The average annual cost of raising a child up to the age of 11 in Britain has increased by £1,085 in the last five years, up 15 per cent from £7,222 in 2007 to £8,307 in 2011, the study by Halifax suggests.
Inflation, as measured by the Retail Price Index, rose by 18 per cent over the same period, with parents spending just under a fifth (18 per cent) of their income on bringing up their child.
Schooling made up the largest increase in spending, including money for uniforms, class materials, school trips and lunches, which are estimated to have increased by 24 per cent from £684 a year in 2007 to £849 in 2012, the building society said.
The costs of nursery and child-minding accounted for the second largest increase, which have grown by 22 per cent to £3,346 in 2011.

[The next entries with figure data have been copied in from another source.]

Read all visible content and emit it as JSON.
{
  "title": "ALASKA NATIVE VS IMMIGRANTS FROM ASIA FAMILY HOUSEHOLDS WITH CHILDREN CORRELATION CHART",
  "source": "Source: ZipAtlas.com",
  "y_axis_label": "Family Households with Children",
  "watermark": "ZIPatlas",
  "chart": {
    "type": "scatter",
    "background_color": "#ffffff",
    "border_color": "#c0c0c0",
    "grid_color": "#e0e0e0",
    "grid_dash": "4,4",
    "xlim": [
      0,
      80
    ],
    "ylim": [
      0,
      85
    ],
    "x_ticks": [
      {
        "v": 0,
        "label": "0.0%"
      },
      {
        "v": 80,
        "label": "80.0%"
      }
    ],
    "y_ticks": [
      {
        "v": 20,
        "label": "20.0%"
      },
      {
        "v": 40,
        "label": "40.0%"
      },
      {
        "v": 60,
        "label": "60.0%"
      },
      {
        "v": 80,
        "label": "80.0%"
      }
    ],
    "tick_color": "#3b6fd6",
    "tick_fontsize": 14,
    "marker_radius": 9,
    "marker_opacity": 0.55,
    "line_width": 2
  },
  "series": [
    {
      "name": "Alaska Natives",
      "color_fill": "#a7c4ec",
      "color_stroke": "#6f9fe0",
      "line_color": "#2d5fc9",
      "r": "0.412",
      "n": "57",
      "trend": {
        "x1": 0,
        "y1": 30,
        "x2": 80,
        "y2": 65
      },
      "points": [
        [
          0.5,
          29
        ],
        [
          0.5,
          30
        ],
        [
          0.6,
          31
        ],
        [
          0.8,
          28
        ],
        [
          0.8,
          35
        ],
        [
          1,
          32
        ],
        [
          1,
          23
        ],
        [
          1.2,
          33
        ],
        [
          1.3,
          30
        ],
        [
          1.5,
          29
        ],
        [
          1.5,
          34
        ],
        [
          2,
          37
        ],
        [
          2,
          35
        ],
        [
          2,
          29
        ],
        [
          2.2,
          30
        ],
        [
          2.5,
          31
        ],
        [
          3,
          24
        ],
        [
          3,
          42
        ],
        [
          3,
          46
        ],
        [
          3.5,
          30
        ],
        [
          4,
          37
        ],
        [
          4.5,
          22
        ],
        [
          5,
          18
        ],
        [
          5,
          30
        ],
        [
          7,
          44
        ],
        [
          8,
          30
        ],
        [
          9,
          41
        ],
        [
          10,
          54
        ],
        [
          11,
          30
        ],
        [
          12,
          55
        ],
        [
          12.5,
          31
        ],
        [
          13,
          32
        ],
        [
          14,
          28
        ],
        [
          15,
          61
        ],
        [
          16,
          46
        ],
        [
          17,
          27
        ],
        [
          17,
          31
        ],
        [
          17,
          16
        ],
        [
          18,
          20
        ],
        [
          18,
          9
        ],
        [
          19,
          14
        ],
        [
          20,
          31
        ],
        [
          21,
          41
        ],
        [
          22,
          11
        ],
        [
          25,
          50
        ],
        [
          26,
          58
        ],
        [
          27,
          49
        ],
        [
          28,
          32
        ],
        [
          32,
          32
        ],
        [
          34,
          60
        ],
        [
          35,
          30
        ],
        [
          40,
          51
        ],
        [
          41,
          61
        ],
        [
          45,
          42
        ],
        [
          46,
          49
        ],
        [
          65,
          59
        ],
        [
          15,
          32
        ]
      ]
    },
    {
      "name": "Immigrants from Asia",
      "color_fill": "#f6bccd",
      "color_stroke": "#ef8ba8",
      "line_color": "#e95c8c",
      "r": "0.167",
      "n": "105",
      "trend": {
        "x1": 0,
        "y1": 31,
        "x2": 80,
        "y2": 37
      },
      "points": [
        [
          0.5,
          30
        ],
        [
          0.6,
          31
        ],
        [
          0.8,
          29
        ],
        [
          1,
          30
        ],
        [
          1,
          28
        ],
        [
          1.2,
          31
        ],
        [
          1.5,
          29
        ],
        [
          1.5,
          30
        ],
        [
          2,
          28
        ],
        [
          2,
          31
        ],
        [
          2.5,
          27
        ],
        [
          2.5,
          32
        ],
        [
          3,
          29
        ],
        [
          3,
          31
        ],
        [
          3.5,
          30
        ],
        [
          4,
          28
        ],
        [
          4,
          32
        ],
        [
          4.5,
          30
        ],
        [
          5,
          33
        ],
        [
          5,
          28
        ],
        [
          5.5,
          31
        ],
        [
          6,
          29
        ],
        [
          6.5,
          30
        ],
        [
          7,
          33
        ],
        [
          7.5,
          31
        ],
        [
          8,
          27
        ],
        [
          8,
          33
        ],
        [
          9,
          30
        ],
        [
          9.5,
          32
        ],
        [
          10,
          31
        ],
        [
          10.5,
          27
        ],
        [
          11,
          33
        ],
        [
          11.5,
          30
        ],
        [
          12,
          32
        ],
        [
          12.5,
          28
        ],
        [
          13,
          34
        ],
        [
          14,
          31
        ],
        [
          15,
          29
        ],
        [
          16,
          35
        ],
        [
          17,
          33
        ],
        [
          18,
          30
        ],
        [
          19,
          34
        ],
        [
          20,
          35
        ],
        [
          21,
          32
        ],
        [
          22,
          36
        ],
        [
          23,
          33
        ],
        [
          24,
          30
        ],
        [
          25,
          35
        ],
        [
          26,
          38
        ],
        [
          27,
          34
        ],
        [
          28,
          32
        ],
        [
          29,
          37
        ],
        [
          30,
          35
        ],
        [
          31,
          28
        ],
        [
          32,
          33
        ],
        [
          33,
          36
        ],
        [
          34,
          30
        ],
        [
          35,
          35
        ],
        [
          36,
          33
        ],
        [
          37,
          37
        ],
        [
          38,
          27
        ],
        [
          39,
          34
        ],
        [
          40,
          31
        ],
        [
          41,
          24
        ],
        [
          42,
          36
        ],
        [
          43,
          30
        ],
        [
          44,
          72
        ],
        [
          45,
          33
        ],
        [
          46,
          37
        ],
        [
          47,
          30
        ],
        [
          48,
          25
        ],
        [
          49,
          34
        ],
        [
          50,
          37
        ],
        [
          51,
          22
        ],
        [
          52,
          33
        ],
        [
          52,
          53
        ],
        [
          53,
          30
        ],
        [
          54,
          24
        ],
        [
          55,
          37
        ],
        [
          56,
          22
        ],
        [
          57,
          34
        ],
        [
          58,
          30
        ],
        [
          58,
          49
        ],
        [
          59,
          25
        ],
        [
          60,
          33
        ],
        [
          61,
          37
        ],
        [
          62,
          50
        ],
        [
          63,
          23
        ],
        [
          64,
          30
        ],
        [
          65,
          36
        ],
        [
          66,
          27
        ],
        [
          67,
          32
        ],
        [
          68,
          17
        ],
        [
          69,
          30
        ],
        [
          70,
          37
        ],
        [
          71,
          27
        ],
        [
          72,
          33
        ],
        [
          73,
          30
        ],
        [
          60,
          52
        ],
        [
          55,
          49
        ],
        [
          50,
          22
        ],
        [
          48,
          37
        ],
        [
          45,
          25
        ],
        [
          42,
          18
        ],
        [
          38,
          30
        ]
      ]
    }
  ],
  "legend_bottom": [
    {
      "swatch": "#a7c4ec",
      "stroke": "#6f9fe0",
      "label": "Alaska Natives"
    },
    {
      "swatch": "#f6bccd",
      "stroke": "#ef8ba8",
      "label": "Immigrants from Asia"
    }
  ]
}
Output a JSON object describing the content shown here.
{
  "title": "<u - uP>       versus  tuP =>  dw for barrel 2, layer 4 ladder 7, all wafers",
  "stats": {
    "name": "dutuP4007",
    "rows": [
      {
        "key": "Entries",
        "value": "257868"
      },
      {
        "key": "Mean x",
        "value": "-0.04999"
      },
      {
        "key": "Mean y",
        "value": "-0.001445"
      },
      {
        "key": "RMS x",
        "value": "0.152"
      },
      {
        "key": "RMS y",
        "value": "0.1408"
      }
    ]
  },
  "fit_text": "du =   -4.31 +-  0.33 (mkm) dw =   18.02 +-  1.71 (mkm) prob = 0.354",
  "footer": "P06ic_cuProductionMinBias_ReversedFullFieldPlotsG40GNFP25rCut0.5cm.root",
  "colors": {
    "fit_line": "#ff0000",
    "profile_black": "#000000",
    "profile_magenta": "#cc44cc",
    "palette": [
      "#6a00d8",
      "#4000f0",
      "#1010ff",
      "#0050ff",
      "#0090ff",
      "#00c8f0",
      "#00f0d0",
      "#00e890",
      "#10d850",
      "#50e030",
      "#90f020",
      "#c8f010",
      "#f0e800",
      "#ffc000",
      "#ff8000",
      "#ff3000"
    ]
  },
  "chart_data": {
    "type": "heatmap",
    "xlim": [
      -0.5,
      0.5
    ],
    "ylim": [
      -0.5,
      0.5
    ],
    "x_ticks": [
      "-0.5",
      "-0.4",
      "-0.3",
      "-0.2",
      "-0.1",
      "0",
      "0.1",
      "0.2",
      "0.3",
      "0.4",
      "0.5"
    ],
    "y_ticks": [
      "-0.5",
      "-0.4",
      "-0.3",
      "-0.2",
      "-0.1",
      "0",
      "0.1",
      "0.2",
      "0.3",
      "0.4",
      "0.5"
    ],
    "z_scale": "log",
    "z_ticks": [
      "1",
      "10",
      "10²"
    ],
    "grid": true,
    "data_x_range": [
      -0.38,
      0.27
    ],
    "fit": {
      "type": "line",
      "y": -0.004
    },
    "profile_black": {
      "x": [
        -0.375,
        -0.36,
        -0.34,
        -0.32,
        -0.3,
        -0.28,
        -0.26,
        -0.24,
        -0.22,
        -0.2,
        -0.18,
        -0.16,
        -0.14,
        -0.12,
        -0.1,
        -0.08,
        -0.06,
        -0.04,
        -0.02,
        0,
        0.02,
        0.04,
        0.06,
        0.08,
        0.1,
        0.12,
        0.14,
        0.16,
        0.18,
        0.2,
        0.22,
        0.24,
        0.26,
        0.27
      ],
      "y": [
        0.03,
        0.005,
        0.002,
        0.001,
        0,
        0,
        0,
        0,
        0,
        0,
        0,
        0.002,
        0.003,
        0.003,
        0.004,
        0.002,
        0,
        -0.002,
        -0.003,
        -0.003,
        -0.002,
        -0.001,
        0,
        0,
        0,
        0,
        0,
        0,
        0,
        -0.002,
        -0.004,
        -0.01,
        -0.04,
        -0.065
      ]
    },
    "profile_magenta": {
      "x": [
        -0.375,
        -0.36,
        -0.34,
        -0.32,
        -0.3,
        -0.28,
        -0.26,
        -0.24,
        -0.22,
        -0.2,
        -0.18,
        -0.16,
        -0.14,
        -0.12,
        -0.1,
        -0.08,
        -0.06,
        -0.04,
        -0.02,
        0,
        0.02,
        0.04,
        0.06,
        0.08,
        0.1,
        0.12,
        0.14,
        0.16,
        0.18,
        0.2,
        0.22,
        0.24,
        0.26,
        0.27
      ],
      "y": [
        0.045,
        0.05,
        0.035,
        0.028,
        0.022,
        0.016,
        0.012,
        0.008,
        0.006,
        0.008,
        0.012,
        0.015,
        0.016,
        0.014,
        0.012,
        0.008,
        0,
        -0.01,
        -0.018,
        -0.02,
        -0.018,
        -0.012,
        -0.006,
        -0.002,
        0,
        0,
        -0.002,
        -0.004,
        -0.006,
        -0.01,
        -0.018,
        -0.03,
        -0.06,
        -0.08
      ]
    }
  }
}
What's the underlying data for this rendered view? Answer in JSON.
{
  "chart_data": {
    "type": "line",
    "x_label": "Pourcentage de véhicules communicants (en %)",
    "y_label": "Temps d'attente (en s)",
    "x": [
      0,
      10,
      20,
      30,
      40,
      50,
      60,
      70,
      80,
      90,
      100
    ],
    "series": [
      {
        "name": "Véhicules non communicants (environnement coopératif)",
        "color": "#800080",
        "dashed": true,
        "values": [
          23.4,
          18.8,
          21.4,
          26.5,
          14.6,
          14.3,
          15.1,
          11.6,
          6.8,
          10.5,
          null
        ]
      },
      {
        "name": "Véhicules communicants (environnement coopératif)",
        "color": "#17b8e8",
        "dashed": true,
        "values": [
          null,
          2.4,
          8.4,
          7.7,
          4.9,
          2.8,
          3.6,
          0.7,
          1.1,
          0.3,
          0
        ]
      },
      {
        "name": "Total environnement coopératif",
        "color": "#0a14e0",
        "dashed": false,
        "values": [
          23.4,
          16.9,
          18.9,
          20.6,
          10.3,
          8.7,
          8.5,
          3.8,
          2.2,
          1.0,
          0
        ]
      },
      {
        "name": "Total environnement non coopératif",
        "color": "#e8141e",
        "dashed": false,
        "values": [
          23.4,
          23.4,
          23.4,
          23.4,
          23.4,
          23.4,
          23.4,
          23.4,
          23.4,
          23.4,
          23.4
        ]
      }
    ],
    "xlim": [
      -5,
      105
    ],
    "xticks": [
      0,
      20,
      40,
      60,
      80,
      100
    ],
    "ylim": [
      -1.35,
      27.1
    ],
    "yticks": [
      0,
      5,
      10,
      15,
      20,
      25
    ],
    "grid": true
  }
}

This typically accounted for 40 per cent of the total annual expenditure incurred by parents when raising their offspring, while the nursery and child-minding combined with schooling accounted for half of the total annual expenditure.
Spending on food and holidays fell in real terms with parents spending £889 feeding their children in 2011, an increase of 14 per cent from £780 in 2007, while spending on children’s holidays rose by 16 per cent to £740 during the same period.
Spending on children’s clothing fell from £602 in 2007 to £513 in 2011, or 15 per cent.
However, “heavy discounting” among retailers to cope with the economic downturn could have had an impact on the figures, the report said.